O juiz Bruno Nascimento Troccoli, da 1ª Vara Criminal de Santos, absolveu todos os réus após analisar as evidências. Em sua decisão, o magistrado destacou que não havia provas suficientes para comprovar que os acusados faziam parte de um esquema criminoso organizado ou que tinham conhecimento da existência da cocaína.

"As versões policiais não foram suficientes e não houve flagrante de imagens, comunicações entre os suspeitos ou divisão clara das tarefas", afirmou Troccoli. Ele ressaltou que a simples presença de todos no mesmo local não poderia caracterizar uma associação criminosa.

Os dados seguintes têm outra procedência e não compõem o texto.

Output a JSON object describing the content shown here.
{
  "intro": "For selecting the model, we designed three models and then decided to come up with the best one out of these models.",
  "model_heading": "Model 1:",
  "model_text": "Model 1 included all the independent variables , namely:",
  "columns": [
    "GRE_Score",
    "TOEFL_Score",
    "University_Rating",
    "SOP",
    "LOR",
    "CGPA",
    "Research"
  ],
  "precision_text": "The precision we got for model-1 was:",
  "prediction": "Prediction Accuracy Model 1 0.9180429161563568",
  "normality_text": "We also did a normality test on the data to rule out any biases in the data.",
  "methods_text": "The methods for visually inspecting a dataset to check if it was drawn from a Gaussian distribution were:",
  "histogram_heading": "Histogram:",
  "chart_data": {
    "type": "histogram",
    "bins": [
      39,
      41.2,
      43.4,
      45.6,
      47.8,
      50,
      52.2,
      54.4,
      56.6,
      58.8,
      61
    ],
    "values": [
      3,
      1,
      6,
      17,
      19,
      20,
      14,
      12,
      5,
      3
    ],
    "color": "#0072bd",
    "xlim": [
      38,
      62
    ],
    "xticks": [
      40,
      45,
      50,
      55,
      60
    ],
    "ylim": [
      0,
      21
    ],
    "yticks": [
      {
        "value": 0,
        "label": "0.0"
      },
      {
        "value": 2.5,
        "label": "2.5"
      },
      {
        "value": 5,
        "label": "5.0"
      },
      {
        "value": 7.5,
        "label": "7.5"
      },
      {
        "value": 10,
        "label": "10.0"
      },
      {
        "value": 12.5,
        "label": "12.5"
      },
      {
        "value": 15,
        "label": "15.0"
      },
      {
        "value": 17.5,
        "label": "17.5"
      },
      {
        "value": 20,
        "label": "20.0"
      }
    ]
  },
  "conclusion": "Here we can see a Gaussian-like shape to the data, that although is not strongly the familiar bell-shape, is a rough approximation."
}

Argumentos da defesa e contexto da absolvição

Em relação aos três suspeitos detidos fora do terminal, o juiz considerou que eles não tinham visão clara do que acontecia dentro do empreendimento, o que fragilizaria a acusação de que atuavam como olheiros. "É possível que a fuga empreendida ao avistar homens armados em viaturas descaracterizadas, em região sabidamente perigosa, possa constituir comportamento humano compreensível", explicou.

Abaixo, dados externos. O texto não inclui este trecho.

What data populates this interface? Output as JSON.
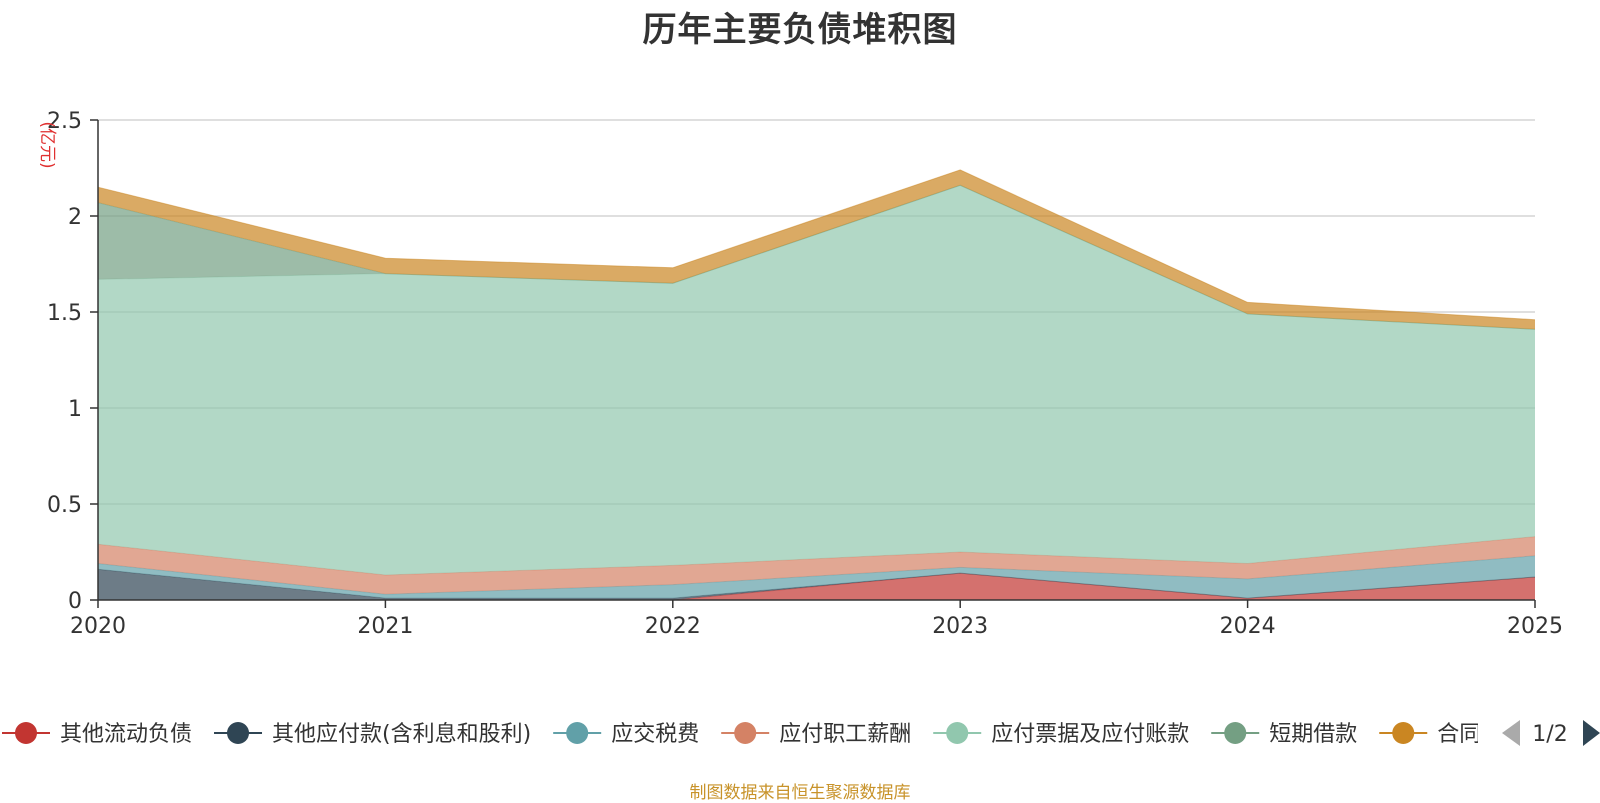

Quanto aos funcionários, Troccoli pontuou que eles estavam no local cumprindo suas funções laborais e que não se pode presumir culpa pelo cargo ou pela presença no ambiente. "Eles não possuíam o dever legal de polícia ou de segurança pública. Se eles viram a movimentação e, em linguagem bem simples, 'ficaram na deles', isso é uma omissão penalmente irrelevante. Para serem coautores, eles precisariam ter aderido ao plano", detalhou o magistrado.

A denúncia do Ministério Público (MP) havia apontado que os suspeitos atuavam de forma organizada, com parte responsável por movimentar a droga no local e o restante como olheiros. No entanto, a Justiça não encontrou elementos para sustentar essa tese.

O g1 procurou os advogados dos homens acusados, mas não obteve retorno até a publicação desta reportagem. A cocaína apreendida permanece sob custódia das autoridades, enquanto o caso pode ainda ser alvo de recursos.